Passing now to the effect of the marriage on the property of the consorts, there is of course no difficulty when they have settled their rights by marriage covenants. The express contract thus entered into will govern the rights of Americans, not only in their own country, but whenever they cross our border. If there be no express contract, the principle is well settled with us that the consorts are deemed to have adopted the law of their matrimonial domicile for the regulation of their property rights; and this tacit contract will remain in force throughout all subsequent changes of domicile. Thus our courts have frequently held that persons whose domicile at the time of their marriage was in New York or in Vermont, and who had executed no marriage covenants, remained separate as to property under the laws of those States, even after their permanent removal to the Province of Quebec, no community of property resulting from their change of domicile. And even real estate acquired after this change would be held separately, and would not fall into community. Our courts thus give the fullest force and effect to the matrimonial régime once fully established under a foreign system, and do not allow the tacit contract, any more than an express agreement, to be affected by any change of domicile; for that would be giving one of the consorts the power to change the marriage contract and refusing it to the other, the wife's domicile being that of her husband, and any change of that domicile being controlled by him. In this, I am aware, the view taken by our courts differs from that which has obtained currency in the

United States. Your courts and your leading writers appear to hold that a change of domicile implies an intention to submit as to future acquisitions to the law of the new domicile. So that, in the case above mentioned of domiciled New Yorkers removing permanently to the Province of Quebec, we should be led to the curious paradox that the courts of Quebec would regard them as being separated as to property under the laws of New York, their former domicile, while at the very same time the courts of New York would consider them as being common as to property under the laws of their new domicile. And the amusing irony of the situation would be that, by going from a State where the legal emancipation of a married woman is all but complete to a province which still retains the old ideas of marital authority, the lady would actually be more free from her husband's control in Quebec than in New York in regard to all the property acquired after the change of domicile.

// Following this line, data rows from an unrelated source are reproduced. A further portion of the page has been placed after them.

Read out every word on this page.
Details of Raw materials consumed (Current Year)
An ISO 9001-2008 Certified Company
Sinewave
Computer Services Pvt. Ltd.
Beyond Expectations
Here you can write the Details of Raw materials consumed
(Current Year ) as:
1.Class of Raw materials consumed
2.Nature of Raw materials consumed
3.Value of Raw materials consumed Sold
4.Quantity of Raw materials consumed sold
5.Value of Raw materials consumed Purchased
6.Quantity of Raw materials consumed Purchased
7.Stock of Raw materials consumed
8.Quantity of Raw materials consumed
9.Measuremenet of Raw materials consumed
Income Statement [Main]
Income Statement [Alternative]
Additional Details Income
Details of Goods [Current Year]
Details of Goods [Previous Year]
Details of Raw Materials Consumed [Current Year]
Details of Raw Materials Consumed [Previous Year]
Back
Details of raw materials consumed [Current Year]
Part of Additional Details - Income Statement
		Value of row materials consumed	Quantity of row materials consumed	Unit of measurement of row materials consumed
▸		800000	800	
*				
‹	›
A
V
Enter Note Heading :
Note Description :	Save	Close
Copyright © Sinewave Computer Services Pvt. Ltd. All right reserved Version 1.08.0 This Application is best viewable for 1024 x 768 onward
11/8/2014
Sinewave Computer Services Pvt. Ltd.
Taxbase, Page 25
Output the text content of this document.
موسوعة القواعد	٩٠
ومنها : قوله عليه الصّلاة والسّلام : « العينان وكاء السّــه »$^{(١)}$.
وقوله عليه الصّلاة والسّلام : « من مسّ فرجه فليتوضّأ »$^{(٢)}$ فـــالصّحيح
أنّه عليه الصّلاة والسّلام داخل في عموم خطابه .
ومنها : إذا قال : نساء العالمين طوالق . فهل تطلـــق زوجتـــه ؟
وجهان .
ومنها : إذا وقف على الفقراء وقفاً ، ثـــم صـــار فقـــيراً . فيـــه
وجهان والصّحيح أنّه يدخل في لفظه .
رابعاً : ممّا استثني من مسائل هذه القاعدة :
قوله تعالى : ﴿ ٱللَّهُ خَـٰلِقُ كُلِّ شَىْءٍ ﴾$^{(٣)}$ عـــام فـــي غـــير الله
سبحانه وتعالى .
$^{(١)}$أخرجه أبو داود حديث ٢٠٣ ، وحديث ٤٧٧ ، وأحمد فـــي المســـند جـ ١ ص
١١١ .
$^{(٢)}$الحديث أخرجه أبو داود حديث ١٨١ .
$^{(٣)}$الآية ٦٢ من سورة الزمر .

An interesting case has recently presented itself before the courts of Quebec.* The consorts were married in Vermont, where they were domiciled at the time and for many years afterward. They subsequently removed their domicile to the Province of Quebec, where the husband amassed a considerable fortune in business. Up to the time of their change of domicile the consorts possessed no property of any account. After they had come to Canada, the husband made considerable gifts to his wife, buying real estate in her name and paying her from time to time considerable sums of money. These donations would have been perfectly good by the law of Vermont; but they were challenged as being invalid under the law of Quebec, which prevents husband and wife from conferring benefits upon each other after the marriage and during their lifetime except by way of insurance. This strict prohibition existed in the Roman law, and was intended to preserve the purity and disinterested character of the marriage tie by preventing one consort from acquiring the property of the other by the abuse of authority or of conjugal affection. It was preserved in the old French law, partly, it would seem, from the same motive, and partly also because of the desire to prevent the possessions of one spouse from passing into another family by marriage.

However that may be, the disability still exists in Quebec, where no post-nuptial arrangements or gifts are allowed. The Superior Court held that the consorts had preserved their matrimonial

* Eddy v. Eddy, 4 Revue de Jurisprudence, 78.